Je m’approche de lui.
— Vous me bourrez le mou, Bisemont. Je vous suivais, ce soir !
Il a un nouvel affaissement de l’épine dorsale. Manque de pot sur toute la ligne. Il y a des jours qui ne sont pas votre jour. Ce soir n’est pas le soir de Bisemont !

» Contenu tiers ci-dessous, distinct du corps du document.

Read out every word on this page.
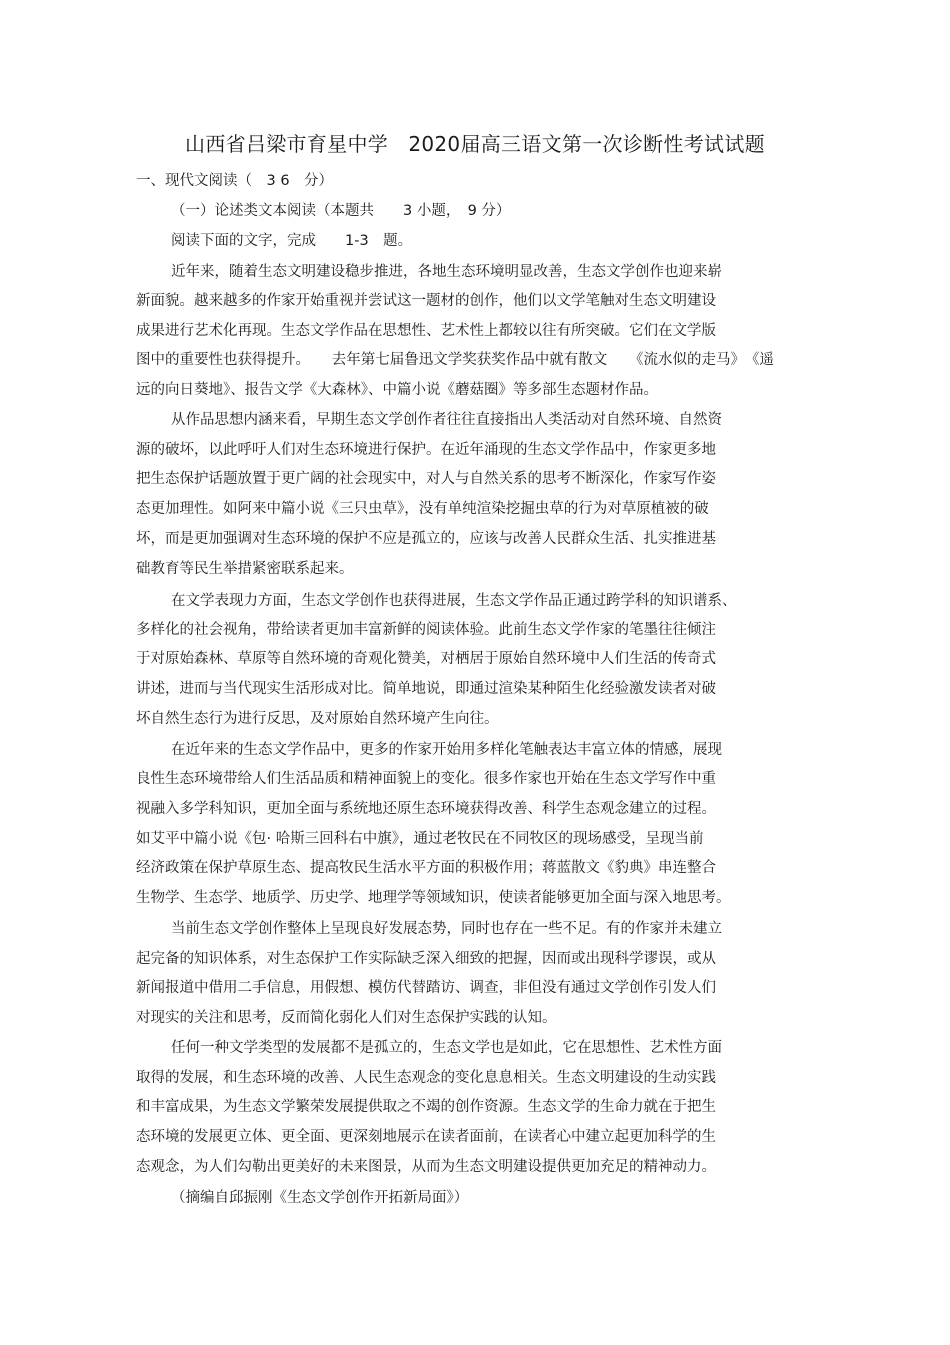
山西省吕梁市育星中学　2020届高三语文第一次诊断性考试试题
一、现代文阅读（　3 6　分）
（一）论述类文本阅读（本题共　　3 小题，　9 分）
阅读下面的文字，完成　　1-3　题。
近年来，随着生态文明建设稳步推进，各地生态环境明显改善，生态文学创作也迎来崭
新面貌。越来越多的作家开始重视并尝试这一题材的创作，他们以文学笔触对生态文明建设
成果进行艺术化再现。生态文学作品在思想性、艺术性上都较以往有所突破。它们在文学版
图中的重要性也获得提升。　　去年第七届鲁迅文学奖获奖作品中就有散文　　《流水似的走马》　《遥
远的向日葵地》、报告文学《大森林》、中篇小说《蘑菇圈》等多部生态题材作品。
从作品思想内涵来看，早期生态文学创作者往往直接指出人类活动对自然环境、自然资
源的破坏，以此呼吁人们对生态环境进行保护。在近年涌现的生态文学作品中，作家更多地
把生态保护话题放置于更广阔的社会现实中，对人与自然关系的思考不断深化，作家写作姿
态更加理性。如阿来中篇小说《三只虫草》，没有单纯渲染挖掘虫草的行为对草原植被的破
坏，而是更加强调对生态环境的保护不应是孤立的，应该与改善人民群众生活、扎实推进基
础教育等民生举措紧密联系起来。
在文学表现力方面，生态文学创作也获得进展，生态文学作品正通过跨学科的知识谱系、
多样化的社会视角，带给读者更加丰富新鲜的阅读体验。此前生态文学作家的笔墨往往倾注
于对原始森林、草原等自然环境的奇观化赞美，对栖居于原始自然环境中人们生活的传奇式
讲述，进而与当代现实生活形成对比。简单地说，即通过渲染某种陌生化经验激发读者对破
坏自然生态行为进行反思，及对原始自然环境产生向往。
在近年来的生态文学作品中，更多的作家开始用多样化笔触表达丰富立体的情感，展现
良性生态环境带给人们生活品质和精神面貌上的变化。很多作家也开始在生态文学写作中重
视融入多学科知识，更加全面与系统地还原生态环境获得改善、科学生态观念建立的过程。
如艾平中篇小说《包· 哈斯三回科右中旗》，通过老牧民在不同牧区的现场感受，呈现当前
经济政策在保护草原生态、提高牧民生活水平方面的积极作用；蒋蓝散文《豹典》串连整合
生物学、生态学、地质学、历史学、地理学等领域知识，使读者能够更加全面与深入地思考。
当前生态文学创作整体上呈现良好发展态势，同时也存在一些不足。有的作家并未建立
起完备的知识体系，对生态保护工作实际缺乏深入细致的把握，因而或出现科学谬误，或从
新闻报道中借用二手信息，用假想、模仿代替踏访、调查，非但没有通过文学创作引发人们
对现实的关注和思考，反而简化弱化人们对生态保护实践的认知。
任何一种文学类型的发展都不是孤立的，生态文学也是如此，它在思想性、艺术性方面
取得的发展，和生态环境的改善、人民生态观念的变化息息相关。生态文明建设的生动实践
和丰富成果，为生态文学繁荣发展提供取之不竭的创作资源。生态文学的生命力就在于把生
态环境的发展更立体、更全面、更深刻地展示在读者面前，在读者心中建立起更加科学的生
态观念，为人们勾勒出更美好的未来图景，从而为生态文明建设提供更加充足的精神动力。
（摘编自邱振刚《生态文学创作开拓新局面》）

— Vous êtes resté plus de dix minutes chez la petite ! Juste le temps d’avoir une petite explication avec elle, d’apprendre de sa bouche qu’elle m’a avoué vous avoir servi d’alibi… Et juste le temps aussi de lui clouer le bec pour toujours !
— Non ! Je jure que non !
Là, Béru, bien réveillé, les chaussures dûment relacées, l’œil vif comme celui d’un poisson pêché seulement de la semaine précédente intervient. Lorsqu’il voit un prévenu, c’est comme lorsqu’un chien voit un arbre : ça lui provoque des envies.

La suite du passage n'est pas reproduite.